Found this on the door of an awesome math prof at my university

Found this on the door of an awesome math prof at my university

 

"hyperreals"

The hyperreal number are a so-called "extension" of the real numbers which means that they contain all the real numbers and some neat extra numbers. You have probably encountered hyperreal numbers in calculus - for example infinity and minus infinity.

"infinitesimals"

The second important type of hyperreal numbers are the infinitesimal numbers - or numbers that are closer to zero than any real number and yet not exactly zero. If youve done some integrals then youllved (English grammar, mathematician style) the pleasure to meat "dx", an infinitely small change in some variable x. That is an infinitesimal.

"standard part"

As Ive said, the hyperreals are "essentially" just the reals with some extra numbers. The standard part of any hyperreal is simply the real number that is closest to it - or you could say that it extracts its real component. For example: The standard part of any infinitesimal is zero because they are extremely close to the real number zero.

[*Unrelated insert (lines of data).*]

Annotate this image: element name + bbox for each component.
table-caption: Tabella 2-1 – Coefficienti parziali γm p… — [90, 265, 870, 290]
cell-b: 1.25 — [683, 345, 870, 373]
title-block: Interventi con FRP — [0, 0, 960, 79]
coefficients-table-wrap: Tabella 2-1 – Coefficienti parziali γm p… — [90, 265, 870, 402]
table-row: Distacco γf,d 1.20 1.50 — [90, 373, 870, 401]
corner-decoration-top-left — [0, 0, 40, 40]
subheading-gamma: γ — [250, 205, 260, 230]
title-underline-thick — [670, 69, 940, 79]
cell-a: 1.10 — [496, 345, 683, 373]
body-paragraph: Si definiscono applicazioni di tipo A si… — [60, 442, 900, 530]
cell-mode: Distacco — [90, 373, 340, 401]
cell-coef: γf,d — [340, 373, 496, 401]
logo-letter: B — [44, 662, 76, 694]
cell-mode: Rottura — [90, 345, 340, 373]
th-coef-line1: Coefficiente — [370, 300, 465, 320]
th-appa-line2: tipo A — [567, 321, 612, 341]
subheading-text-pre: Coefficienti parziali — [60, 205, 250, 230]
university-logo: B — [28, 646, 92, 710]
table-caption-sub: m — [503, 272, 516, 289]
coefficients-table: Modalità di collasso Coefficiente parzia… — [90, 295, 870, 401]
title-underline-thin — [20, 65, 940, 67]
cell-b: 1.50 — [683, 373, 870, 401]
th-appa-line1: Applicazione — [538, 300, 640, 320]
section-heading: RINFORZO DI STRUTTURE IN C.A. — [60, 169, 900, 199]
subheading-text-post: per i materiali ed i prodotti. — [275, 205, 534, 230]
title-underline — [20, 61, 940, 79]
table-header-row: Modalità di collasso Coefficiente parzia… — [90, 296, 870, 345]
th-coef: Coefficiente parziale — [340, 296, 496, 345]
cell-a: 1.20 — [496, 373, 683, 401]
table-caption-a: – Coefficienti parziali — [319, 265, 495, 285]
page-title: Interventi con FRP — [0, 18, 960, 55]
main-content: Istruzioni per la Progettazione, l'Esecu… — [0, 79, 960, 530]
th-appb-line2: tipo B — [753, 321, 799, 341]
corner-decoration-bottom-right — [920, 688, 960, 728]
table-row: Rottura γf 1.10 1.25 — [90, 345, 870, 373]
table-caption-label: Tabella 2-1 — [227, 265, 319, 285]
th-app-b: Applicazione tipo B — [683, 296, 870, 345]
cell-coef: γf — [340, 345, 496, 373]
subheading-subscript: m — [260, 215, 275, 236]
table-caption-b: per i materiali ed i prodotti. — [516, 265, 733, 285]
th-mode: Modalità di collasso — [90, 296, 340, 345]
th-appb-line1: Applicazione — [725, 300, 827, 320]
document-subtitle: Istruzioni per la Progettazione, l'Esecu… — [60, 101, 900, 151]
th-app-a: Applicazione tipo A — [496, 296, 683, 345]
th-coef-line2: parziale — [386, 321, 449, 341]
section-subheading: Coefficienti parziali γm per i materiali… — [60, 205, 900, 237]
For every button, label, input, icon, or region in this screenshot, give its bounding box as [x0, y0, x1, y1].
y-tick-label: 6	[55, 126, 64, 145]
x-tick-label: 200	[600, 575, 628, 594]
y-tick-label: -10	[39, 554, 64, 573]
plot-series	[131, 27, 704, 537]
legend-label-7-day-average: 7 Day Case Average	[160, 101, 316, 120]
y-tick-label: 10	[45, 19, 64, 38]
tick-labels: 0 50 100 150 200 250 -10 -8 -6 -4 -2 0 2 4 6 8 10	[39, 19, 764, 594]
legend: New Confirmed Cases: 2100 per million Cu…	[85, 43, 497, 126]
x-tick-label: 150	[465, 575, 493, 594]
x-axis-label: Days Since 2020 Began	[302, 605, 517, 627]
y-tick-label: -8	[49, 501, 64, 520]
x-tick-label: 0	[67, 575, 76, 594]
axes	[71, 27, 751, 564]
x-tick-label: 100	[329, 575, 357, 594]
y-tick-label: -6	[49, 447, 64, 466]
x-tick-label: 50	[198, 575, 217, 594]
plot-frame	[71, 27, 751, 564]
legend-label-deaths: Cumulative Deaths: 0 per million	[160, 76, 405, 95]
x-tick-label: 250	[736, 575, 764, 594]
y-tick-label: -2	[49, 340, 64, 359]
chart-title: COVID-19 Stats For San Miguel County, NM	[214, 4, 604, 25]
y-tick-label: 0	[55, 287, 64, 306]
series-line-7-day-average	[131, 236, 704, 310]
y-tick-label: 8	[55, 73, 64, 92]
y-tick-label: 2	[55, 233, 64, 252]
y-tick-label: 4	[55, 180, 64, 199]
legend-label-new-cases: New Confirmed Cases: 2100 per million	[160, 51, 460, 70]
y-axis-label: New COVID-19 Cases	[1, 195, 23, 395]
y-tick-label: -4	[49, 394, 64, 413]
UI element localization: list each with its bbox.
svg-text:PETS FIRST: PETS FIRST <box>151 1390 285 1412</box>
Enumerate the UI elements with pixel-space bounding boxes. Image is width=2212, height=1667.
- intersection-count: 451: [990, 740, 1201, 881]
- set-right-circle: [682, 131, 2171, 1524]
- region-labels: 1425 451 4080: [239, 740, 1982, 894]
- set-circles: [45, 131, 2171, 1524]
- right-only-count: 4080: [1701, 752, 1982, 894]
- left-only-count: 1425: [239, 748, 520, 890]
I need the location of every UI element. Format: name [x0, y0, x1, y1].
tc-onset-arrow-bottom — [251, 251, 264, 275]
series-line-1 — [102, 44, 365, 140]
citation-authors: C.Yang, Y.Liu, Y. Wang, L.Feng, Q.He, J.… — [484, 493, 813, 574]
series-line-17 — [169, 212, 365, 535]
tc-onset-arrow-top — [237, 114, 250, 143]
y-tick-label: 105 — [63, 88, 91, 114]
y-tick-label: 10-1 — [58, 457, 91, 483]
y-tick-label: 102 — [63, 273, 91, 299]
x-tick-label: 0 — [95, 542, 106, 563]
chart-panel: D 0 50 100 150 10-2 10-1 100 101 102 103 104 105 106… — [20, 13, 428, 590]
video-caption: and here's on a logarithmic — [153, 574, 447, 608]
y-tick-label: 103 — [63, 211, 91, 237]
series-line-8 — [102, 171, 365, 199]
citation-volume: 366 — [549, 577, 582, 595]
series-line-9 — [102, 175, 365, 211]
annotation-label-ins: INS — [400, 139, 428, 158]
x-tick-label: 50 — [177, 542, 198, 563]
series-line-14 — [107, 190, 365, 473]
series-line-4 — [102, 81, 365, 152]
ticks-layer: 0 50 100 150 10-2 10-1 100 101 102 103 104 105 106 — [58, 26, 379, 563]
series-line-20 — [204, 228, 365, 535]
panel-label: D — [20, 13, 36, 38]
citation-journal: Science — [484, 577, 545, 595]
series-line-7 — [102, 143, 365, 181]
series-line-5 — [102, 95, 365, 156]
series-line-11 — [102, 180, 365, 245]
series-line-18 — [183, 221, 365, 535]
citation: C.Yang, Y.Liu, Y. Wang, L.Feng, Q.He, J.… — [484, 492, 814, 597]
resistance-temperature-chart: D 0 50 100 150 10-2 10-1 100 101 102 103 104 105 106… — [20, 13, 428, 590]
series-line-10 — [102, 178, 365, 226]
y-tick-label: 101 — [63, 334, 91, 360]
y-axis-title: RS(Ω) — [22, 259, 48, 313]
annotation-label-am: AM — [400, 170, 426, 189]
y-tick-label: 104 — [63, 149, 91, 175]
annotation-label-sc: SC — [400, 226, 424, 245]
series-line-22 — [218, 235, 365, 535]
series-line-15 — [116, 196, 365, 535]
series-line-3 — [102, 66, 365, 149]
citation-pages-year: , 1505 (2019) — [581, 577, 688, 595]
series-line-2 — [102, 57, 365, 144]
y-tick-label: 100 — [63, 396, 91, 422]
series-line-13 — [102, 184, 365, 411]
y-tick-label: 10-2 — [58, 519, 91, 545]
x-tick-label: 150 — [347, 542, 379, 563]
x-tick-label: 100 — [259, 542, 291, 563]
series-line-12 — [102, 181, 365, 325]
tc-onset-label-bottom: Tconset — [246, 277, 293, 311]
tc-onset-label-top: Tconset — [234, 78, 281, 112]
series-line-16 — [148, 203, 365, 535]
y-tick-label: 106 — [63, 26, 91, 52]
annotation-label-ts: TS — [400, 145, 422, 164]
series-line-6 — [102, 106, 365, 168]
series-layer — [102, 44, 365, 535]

Similarly, the standard part of something like "5 + dx" would be 5 since that is the real number that its closest to.

Why is this useful?

Essentially it is useful because it allows you to formulate calculus and many things that build upon it without any limits and fuzzy mathematics only by using the standard part function. This is especially handy when you are directly manipulating the infinitesimals which is bogus mathematics in the "ordinary" formulation of calculus but perfectly valid in the hyperreal formulation.